Architect Jacob Szczesny has designed what may be the world's narrowest house, which fits neatly into a small gap between two pre-existing buildings.  It's intended occupant is writer Etgar Keret.

I'm not sure why the design is triangular, as from photos it seems like there's plenty of room for a rectangular house which would provide more space. 

Also, I suspect the remote control stairs which flatten when raised to make a level floor space will be a mixed blessing.  No object (or person) could be left on that area of the floor as surely it (or they) will go flying whenever anyone wanted to leave the room.  Still, it might be an effective method of ejecting unwanted guests.

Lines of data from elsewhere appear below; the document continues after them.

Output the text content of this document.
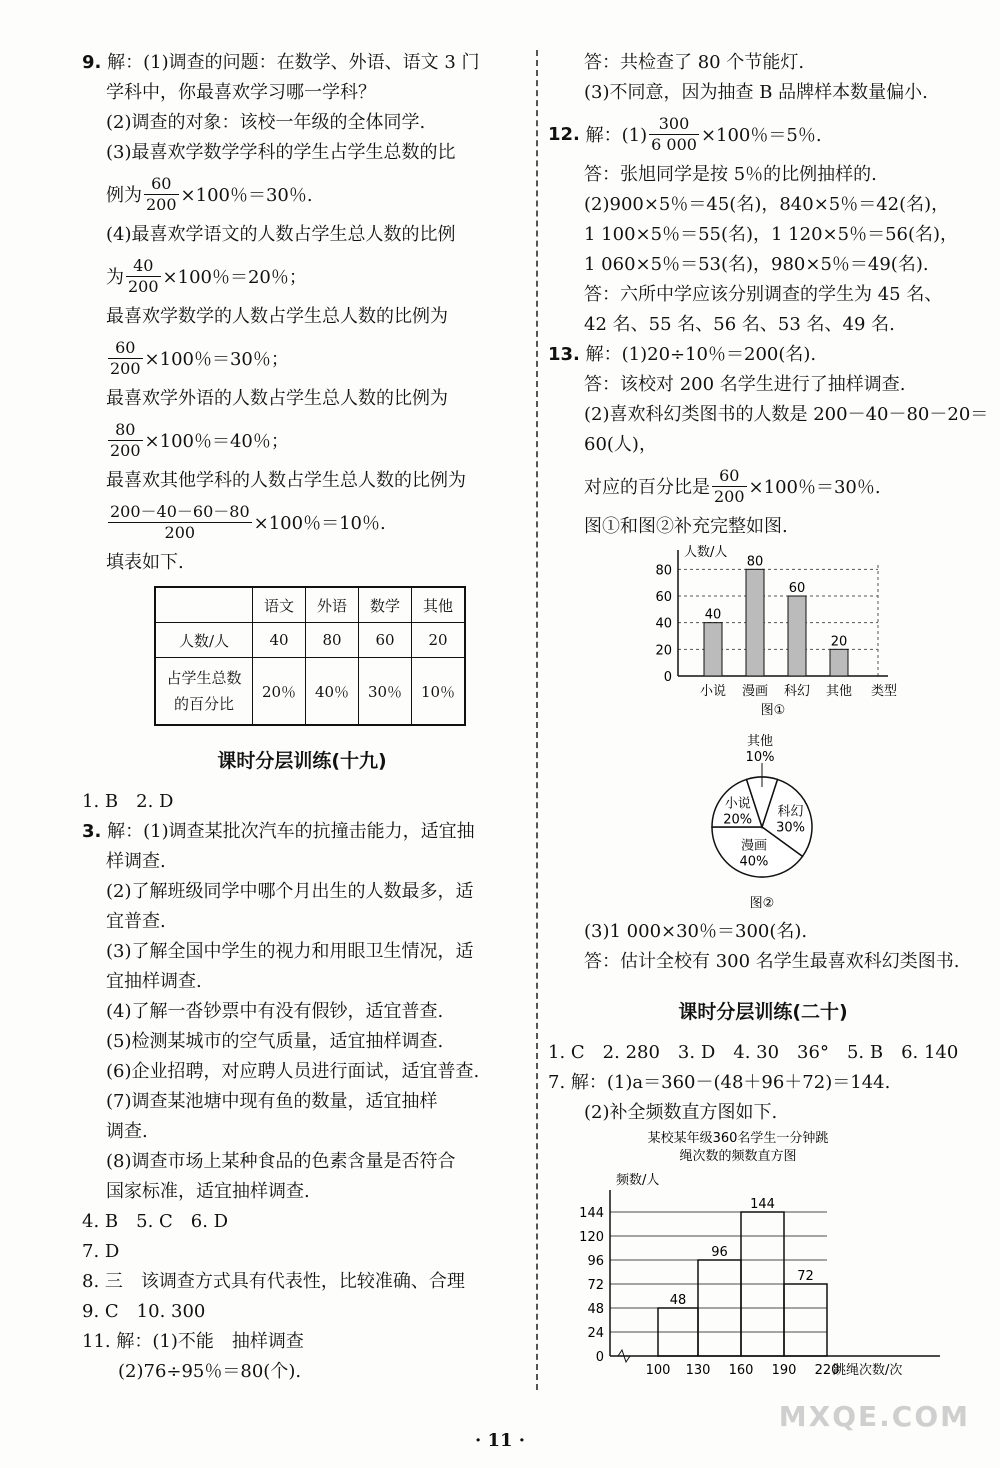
9. 解：(1)调查的问题：在数学、外语、语文 3 门
学科中，你最喜欢学习哪一学科？
(2)调查的对象：该校一年级的全体同学.
(3)最喜欢学数学学科的学生占学生总数的比
例为 $\frac{60}{200} \times 100$％＝30％.
(4)最喜欢学语文的人数占学生总人数的比例
为 $\frac{40}{200} \times 100$％＝20％；
最喜欢学数学的人数占学生总人数的比例为
$\frac{60}{200} \times 100$％＝30％；
最喜欢学外语的人数占学生总人数的比例为
$\frac{80}{200} \times 100$％＝40％；
最喜欢其他学科的人数占学生总人数的比例为
$\frac{200-40-60-80}{200} \times 100$％＝10％.
填表如下.
	语文	外语	数学	其他
人数/人	40	80	60	20
占学生总数
的百分比	20％	40％	30％	10％
课时分层训练(十九)
1. B　2. D
3. 解：(1)调查某批次汽车的抗撞击能力，适宜抽
样调查.
(2)了解班级同学中哪个月出生的人数最多，适
宜普查.
(3)了解全国中学生的视力和用眼卫生情况，适
宜抽样调查.
(4)了解一沓钞票中有没有假钞，适宜普查.
(5)检测某城市的空气质量，适宜抽样调查.
(6)企业招聘，对应聘人员进行面试，适宜普查.
(7)调查某池塘中现有鱼的数量，适宜抽样
调查.
(8)调查市场上某种食品的色素含量是否符合
国家标准，适宜抽样调查.
4. B　5. C　6. D
7. D
8. 三　该调查方式具有代表性，比较准确、合理
9. C　10. 300
11. 解：(1)不能　抽样调查
(2)76÷95％＝80(个).
答：共检查了 80 个节能灯.
(3)不同意，因为抽查 B 品牌样本数量偏小.
12.
解：$(1) \frac{300}{6 000} \times 100$％＝5％.
答：张旭同学是按 5％的比例抽样的.
(2)900×5％＝45(名)，840×5％＝42(名)，
1 100×5％＝55(名)，1 120×5％＝56(名)，
1 060×5％＝53(名)，980×5％＝49(名).
答：六所中学应该分别调查的学生为 45 名、
42 名、55 名、56 名、53 名、49 名.
13. 解：(1)20÷10％＝200(名).
答：该校对 200 名学生进行了抽样调查.
(2)喜欢科幻类图书的人数是 200－40－80－20＝
60(人)，
对应的百分比是 $\frac{60}{200} \times 100$％＝30％.
图①和图②补充完整如图.
0
20
40
60
80
人数/人
40
小说
80
漫画
60
科幻
20
其他 类型
图①
科幻
30%
漫画
40%
小说
20%
其他
10%
图②
(3)1 000×30％＝300(名).
答：估计全校有 300 名学生最喜欢科幻类图书.
课时分层训练(二十)
1. C　2. 280　3. D　4. 30　36°　5. B　6. 140
7. 解：(1)a＝360－(48＋96＋72)＝144.
(2)补全频数直方图如下.
某校某年级360名学生一分钟跳
绳次数的频数直方图
0
24
48
72
96
120
144
频数/人
48
96
144
72
100 130 160 190 220
跳绳次数/次
· 11 ·
MXQE.COM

The first floor is reached by a ladder surrounded by an alarming hole in the floor.  Where does the occupant store  clothes, groceries etc?  There doesn't seem to be a washing machine but then is it described as a workplace (and an art installation) rather than a home - though it does have a double bed, a silent comment, perhaps, on the artistic temperament in general.  Has anyone tried carrying bedding up a vertical ladder?  One solution would be to hoist clean sheets to the bedroom via a basket on a rope.  Certainly this would be less hazardous. 

I've no idea how the top floor is reached as the ladder seems to stop half way there. 

The design reminds me of an extended version of those Japanese capsule hotels where people sleep in a glorified locker.  It might be tolerable for brief periods of time but I would politely decline any offers of an extended stay!